Cupps T R, Edgar L C, Fauci A S
J Immunol. 1982 Jun;128(6):2453-7.
The immune responses of 16 patients with nonneoplastic immune mediated diseases including Wegener's granulomatosis, systemic necrotizing vasculitis, cutaneous vasculitis, and relapsing nodular panniculitis were evaluated before and during therapy with chronic low-dose (2 mg/kg/day) cyclophosphamide. A striking selective suppression of B cell function was noted as measured by PWM-induced immunoglobulin secretion. This suppression was a direct effect on the B cells themselves because T cell function, measured by blastogenic responses to the mitogens PHA, Con A, and PWM, was not significantly suppressed. Furthermore, the ability of T cells from cyclophosphamide-treated patients to provide helper function in T cell-dependent B cell assays remained intact. Treated patients manifested a total lymphocytopenia without a selective depletion of relative proportions of B cells or T cell subsets. However, the spontaneous secretion of immunoglobulin by peripheral blood B cells that is elevated in untreated patients was suppressed back to normal levels during cyclophosphamide therapy. This selective effect on spontaneous and induced secretion of immunoglobulin by human B cells may help explain the efficacy of cyclophosphamide therapy in certain antibody and immune complex-mediated diseases.

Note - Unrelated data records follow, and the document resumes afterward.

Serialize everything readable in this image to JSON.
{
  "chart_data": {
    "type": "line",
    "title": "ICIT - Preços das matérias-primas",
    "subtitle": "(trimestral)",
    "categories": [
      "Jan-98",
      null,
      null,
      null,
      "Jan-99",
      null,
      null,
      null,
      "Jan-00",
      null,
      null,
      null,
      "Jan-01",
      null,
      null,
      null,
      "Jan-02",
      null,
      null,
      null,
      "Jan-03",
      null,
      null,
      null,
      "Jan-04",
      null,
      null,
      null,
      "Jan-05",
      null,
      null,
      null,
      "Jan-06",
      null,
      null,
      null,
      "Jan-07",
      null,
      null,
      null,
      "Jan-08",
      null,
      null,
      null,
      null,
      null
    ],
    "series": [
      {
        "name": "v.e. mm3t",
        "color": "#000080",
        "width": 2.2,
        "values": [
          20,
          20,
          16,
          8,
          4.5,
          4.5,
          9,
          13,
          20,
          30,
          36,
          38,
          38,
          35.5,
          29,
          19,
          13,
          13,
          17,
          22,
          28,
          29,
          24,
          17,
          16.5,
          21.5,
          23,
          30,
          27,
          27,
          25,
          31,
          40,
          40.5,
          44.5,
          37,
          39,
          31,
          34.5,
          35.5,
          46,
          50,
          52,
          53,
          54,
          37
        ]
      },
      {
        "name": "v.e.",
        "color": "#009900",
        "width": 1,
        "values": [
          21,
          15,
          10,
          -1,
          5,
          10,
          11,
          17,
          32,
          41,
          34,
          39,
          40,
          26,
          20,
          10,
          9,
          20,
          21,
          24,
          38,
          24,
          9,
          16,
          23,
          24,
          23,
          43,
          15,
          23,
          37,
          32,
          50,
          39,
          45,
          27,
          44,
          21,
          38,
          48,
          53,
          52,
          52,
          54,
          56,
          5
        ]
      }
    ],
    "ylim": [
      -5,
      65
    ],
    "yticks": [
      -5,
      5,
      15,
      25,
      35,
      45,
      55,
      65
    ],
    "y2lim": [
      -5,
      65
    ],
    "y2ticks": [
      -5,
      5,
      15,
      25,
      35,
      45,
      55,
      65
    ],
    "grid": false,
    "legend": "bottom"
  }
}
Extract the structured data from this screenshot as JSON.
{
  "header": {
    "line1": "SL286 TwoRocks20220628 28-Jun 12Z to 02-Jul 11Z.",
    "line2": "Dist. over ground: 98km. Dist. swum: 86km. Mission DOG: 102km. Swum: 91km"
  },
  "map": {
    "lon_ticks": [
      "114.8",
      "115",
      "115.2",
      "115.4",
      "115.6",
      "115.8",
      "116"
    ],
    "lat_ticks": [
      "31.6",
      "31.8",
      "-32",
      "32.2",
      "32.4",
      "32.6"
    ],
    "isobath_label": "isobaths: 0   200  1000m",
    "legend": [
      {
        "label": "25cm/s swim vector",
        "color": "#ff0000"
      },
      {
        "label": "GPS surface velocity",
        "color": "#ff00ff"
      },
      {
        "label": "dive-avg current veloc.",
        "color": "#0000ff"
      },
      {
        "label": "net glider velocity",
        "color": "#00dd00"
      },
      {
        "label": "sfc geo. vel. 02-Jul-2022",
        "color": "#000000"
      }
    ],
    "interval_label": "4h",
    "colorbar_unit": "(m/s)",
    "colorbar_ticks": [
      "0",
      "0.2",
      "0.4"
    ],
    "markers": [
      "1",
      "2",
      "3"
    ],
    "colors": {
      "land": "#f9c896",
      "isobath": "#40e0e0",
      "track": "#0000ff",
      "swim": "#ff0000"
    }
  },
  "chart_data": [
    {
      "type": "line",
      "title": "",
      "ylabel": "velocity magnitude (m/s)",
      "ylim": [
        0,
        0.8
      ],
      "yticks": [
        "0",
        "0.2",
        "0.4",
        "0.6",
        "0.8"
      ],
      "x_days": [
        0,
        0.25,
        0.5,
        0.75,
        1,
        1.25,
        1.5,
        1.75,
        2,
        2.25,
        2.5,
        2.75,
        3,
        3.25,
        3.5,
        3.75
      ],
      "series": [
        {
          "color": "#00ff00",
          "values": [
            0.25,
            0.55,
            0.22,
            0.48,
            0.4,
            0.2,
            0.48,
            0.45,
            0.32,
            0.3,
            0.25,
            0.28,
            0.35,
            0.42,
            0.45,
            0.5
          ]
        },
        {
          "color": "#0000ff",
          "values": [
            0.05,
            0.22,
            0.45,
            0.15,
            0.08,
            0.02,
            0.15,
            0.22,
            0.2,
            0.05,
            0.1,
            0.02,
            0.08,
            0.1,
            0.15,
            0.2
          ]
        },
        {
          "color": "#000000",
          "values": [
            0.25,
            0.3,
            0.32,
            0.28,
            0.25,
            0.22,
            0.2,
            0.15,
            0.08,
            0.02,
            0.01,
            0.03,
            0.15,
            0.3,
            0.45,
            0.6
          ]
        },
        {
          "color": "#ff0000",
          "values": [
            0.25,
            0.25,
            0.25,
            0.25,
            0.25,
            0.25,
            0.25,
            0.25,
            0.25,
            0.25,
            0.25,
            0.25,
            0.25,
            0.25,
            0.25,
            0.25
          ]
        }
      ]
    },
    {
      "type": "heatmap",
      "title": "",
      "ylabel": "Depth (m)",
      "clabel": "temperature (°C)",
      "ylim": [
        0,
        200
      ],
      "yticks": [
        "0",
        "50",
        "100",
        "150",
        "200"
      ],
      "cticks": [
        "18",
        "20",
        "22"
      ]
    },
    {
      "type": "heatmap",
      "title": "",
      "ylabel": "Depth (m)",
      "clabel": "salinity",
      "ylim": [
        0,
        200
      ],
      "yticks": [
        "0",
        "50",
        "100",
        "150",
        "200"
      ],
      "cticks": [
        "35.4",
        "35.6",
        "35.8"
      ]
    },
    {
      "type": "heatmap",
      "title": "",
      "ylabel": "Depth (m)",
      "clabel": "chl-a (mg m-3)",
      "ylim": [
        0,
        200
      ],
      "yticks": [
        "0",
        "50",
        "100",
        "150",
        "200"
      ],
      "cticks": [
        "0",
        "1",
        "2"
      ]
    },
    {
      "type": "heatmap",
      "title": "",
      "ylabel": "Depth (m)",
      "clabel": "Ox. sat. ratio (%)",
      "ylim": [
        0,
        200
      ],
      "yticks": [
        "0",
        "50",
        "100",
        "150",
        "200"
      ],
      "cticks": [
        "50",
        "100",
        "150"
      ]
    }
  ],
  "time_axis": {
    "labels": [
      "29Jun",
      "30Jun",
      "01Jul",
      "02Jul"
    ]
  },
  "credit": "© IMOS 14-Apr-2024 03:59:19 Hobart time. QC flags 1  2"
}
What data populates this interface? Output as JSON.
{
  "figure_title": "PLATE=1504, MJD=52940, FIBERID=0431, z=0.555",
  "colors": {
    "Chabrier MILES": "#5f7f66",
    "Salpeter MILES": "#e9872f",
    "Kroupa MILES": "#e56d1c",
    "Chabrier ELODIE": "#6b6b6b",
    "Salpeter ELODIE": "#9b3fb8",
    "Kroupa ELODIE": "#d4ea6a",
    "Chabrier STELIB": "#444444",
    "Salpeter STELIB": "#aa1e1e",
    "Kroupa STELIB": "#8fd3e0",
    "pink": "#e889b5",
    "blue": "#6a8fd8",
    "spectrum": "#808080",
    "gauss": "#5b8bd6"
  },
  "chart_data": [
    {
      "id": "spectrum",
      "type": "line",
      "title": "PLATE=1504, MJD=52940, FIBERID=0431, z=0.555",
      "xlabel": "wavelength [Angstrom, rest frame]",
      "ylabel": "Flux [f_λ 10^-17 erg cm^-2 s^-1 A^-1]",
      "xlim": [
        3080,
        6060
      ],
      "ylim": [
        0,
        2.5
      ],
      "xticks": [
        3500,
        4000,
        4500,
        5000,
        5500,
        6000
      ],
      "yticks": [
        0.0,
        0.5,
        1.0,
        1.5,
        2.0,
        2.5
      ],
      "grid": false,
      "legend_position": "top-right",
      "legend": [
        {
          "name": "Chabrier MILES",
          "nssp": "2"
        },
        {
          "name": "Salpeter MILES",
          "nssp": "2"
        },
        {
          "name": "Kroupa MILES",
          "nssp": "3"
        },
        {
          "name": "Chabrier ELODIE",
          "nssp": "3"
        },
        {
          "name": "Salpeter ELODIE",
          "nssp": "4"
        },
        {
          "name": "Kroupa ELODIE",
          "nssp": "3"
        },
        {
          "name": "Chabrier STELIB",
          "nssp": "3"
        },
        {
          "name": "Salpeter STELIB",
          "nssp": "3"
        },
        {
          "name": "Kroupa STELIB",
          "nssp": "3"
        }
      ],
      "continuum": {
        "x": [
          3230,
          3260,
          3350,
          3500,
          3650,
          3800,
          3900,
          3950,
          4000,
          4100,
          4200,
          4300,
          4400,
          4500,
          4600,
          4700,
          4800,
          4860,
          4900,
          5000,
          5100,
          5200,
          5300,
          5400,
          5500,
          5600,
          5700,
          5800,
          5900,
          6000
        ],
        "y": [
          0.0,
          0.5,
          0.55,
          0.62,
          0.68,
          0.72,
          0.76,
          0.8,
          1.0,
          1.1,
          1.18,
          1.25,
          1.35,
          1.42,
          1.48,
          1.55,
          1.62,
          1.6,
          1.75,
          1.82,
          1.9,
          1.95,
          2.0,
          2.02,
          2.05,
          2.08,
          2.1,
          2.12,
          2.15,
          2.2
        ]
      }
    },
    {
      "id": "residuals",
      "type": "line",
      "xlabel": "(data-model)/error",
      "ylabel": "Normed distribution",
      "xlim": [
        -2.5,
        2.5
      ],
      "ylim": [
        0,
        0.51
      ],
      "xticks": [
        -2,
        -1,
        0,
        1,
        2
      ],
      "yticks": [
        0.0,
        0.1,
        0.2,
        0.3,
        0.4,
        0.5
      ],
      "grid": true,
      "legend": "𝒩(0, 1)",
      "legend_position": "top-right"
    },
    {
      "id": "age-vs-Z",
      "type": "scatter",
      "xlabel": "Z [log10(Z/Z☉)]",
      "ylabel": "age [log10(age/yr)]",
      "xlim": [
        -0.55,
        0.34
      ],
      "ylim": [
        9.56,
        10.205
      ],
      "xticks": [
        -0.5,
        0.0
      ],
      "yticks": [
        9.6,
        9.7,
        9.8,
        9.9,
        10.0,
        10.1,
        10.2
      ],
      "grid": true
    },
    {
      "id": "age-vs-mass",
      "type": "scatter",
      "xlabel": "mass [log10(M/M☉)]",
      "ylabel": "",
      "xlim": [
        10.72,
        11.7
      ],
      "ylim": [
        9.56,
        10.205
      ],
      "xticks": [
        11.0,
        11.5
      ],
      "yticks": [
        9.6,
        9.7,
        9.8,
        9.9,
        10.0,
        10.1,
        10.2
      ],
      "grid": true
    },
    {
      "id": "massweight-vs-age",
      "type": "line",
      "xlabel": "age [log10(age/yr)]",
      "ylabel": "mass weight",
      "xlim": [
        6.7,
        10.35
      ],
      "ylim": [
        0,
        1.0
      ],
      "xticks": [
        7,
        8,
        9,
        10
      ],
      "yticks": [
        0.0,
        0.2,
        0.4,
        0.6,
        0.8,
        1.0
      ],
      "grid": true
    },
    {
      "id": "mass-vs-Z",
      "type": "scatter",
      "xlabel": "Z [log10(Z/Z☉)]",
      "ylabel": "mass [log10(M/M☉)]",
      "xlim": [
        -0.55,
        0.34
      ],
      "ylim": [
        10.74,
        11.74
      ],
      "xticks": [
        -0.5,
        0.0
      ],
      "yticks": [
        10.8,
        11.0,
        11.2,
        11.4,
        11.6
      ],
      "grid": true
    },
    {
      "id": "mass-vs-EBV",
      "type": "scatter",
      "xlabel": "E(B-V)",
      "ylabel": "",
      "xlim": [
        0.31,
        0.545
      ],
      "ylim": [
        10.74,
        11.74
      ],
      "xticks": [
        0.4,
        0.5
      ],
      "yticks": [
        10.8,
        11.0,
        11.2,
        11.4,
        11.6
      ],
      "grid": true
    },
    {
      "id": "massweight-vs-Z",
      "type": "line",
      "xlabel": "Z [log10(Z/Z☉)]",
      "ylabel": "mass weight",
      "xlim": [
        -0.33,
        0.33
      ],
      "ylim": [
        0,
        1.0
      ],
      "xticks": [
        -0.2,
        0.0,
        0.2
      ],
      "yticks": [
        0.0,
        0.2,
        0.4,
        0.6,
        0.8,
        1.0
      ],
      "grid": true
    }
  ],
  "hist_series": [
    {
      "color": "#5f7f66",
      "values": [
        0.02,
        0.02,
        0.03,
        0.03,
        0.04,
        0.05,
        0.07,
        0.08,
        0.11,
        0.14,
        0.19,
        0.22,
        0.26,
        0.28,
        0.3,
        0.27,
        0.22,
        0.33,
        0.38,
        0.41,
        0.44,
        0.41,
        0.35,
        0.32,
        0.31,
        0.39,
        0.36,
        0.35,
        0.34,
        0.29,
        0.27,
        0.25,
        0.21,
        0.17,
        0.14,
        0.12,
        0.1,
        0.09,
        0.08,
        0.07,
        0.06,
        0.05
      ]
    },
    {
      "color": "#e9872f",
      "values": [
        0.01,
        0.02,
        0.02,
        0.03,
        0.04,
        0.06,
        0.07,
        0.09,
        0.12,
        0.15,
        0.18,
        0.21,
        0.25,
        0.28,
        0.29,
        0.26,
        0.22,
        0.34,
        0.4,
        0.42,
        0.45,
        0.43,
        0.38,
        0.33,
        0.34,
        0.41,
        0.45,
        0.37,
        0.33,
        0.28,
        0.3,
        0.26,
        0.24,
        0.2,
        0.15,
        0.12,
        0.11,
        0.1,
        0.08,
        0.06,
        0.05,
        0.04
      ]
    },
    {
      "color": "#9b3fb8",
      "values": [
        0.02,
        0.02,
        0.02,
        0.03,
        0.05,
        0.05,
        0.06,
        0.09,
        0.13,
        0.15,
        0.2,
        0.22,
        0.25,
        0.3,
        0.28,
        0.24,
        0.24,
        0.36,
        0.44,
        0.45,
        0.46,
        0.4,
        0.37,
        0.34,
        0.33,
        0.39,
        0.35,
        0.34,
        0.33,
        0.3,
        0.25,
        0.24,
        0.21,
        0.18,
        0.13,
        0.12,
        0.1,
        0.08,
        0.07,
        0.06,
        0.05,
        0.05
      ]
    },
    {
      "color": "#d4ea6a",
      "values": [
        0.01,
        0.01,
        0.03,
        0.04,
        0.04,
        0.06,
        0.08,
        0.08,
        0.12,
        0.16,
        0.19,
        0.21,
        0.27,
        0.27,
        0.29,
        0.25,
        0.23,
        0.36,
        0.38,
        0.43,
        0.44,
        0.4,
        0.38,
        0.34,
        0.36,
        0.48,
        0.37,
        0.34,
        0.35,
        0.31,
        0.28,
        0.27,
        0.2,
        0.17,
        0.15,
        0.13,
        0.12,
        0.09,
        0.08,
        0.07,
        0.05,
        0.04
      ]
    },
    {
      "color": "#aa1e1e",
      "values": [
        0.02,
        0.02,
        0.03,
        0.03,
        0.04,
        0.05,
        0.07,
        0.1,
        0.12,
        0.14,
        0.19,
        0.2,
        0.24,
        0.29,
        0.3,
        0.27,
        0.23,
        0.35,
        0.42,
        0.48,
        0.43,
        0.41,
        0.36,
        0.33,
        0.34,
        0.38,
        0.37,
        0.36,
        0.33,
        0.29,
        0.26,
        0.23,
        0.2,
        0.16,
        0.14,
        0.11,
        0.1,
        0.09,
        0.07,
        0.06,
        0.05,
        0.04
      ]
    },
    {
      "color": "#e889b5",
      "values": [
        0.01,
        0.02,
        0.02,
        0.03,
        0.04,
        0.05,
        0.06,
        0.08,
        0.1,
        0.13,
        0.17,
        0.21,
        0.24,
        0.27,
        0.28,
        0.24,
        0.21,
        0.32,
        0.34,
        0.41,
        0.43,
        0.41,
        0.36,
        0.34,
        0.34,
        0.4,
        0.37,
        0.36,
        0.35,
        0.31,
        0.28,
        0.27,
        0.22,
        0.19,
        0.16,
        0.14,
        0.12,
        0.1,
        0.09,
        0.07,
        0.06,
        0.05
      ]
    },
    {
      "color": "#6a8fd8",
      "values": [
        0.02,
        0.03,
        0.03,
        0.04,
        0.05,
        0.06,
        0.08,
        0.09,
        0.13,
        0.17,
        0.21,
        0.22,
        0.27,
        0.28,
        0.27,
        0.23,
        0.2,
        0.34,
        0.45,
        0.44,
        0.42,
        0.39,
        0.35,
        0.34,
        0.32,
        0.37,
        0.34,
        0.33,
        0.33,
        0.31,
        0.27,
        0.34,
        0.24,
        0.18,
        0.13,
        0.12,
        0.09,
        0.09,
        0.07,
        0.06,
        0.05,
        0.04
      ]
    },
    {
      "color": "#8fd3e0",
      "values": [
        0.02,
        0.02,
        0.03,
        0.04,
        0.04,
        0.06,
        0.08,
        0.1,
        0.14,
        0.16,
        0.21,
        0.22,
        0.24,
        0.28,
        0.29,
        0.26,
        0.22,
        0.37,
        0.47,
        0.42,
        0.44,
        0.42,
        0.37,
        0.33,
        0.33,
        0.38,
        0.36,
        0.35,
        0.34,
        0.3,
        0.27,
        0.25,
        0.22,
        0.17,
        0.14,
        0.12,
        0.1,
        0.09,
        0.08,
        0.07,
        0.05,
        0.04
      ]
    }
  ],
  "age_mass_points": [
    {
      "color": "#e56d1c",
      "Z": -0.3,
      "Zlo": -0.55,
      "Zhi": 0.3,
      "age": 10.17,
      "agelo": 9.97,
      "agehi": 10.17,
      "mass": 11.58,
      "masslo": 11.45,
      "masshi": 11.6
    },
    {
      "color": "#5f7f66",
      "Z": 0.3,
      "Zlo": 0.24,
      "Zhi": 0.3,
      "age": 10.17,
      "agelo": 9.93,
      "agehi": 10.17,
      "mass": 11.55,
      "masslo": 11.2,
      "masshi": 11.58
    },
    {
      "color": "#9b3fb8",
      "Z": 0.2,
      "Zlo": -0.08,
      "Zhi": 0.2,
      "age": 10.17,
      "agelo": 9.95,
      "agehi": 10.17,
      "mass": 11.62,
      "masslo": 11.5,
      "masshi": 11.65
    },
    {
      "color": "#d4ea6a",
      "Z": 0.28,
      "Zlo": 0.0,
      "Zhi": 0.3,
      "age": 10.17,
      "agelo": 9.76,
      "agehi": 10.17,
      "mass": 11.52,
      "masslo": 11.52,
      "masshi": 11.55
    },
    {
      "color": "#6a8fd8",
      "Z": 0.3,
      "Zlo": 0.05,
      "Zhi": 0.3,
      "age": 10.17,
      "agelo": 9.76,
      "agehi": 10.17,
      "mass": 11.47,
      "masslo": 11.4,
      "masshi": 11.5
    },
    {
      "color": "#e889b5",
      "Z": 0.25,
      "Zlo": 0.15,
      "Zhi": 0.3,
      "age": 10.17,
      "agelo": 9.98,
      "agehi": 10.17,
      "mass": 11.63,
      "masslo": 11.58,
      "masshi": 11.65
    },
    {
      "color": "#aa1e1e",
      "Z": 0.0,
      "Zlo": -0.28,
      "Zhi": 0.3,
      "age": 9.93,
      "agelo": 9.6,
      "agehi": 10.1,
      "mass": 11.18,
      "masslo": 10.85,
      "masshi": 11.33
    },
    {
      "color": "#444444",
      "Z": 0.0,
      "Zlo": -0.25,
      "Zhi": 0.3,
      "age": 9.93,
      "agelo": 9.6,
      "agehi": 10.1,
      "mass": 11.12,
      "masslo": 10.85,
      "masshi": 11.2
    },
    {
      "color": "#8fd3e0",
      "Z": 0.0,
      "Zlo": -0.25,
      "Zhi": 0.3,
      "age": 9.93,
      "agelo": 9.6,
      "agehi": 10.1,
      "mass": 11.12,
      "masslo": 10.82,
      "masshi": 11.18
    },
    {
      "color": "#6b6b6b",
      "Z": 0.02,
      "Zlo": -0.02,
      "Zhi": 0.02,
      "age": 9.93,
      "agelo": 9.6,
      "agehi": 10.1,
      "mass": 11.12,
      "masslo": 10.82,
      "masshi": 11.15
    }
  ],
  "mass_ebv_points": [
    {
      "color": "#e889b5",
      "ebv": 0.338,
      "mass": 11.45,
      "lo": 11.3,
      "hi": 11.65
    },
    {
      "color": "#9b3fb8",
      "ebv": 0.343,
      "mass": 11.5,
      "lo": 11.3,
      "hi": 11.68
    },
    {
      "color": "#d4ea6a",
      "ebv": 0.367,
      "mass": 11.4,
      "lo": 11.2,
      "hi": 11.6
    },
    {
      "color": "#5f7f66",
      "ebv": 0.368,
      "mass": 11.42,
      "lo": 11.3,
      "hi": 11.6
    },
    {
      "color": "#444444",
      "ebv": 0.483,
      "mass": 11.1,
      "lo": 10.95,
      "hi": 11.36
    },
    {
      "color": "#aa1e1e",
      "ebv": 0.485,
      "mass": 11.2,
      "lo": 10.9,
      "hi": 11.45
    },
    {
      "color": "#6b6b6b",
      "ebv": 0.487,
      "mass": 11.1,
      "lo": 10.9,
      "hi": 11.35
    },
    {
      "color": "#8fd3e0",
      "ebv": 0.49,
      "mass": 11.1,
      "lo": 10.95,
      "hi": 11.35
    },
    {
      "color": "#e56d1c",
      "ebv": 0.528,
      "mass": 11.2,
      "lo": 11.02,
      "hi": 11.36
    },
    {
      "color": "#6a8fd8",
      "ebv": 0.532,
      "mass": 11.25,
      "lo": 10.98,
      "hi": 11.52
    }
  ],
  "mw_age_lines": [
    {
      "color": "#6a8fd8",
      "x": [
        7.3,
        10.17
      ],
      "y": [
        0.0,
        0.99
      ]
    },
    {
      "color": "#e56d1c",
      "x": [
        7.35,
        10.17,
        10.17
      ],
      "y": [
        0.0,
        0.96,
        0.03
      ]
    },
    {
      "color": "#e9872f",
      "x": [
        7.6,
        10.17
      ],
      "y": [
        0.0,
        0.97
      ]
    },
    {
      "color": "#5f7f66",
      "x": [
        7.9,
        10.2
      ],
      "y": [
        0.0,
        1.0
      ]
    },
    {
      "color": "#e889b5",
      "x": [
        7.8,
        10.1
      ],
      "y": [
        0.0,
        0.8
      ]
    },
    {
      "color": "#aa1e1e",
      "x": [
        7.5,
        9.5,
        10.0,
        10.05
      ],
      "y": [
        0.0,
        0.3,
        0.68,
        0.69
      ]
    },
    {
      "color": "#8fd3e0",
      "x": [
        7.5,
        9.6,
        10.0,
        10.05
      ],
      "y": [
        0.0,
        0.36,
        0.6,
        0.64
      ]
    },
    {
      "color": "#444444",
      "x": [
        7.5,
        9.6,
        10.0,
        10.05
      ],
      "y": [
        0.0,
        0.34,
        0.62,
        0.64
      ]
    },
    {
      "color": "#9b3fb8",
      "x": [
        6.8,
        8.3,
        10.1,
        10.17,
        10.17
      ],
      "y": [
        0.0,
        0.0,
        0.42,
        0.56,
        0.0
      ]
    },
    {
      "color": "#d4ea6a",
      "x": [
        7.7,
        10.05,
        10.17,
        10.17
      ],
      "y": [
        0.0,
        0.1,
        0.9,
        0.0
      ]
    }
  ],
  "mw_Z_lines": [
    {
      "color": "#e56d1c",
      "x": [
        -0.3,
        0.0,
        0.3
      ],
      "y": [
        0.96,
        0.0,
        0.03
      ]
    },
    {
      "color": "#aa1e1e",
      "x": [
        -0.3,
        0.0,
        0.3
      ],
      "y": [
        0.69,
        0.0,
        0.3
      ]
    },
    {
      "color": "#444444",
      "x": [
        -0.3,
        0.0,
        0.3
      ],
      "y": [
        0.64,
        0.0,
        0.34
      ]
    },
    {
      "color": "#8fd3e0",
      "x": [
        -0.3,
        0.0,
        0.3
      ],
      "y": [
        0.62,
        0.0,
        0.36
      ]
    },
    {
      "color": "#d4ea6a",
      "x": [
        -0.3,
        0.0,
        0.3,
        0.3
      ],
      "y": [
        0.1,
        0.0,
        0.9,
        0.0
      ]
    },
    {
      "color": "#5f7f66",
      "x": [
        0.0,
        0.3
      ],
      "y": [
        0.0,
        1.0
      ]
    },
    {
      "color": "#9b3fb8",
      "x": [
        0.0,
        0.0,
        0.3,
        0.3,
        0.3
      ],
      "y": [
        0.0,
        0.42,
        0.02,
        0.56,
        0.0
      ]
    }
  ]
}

对16例非肿瘤性免疫介导疾病患者(包括韦格纳肉芽肿、系统性坏死性血管炎、皮肤血管炎和复发性结节性脂膜炎)在接受慢性低剂量(2mg/kg/天)环磷酰胺治疗前及治疗期间的免疫反应进行了评估。通过PWM诱导的免疫球蛋白分泌测定,发现B细胞功能受到显著的选择性抑制。这种抑制是对B细胞本身的直接作用,因为通过对丝裂原PHA、Con A和PWM的增殖反应测定的T细胞功能未受到明显抑制。此外,来自环磷酰胺治疗患者的T细胞在依赖T细胞的B细胞试验中提供辅助功能的能力保持完整。接受治疗的患者表现出全淋巴细胞减少,而B细胞或T细胞亚群的相对比例没有选择性减少。然而,未经治疗患者外周血B细胞中升高的免疫球蛋白自发分泌在环磷酰胺治疗期间被抑制回正常水平。这种对人B细胞自发和诱导免疫球蛋白分泌的选择性作用可能有助于解释环磷酰胺治疗在某些抗体和免疫复合物介导疾病中的疗效。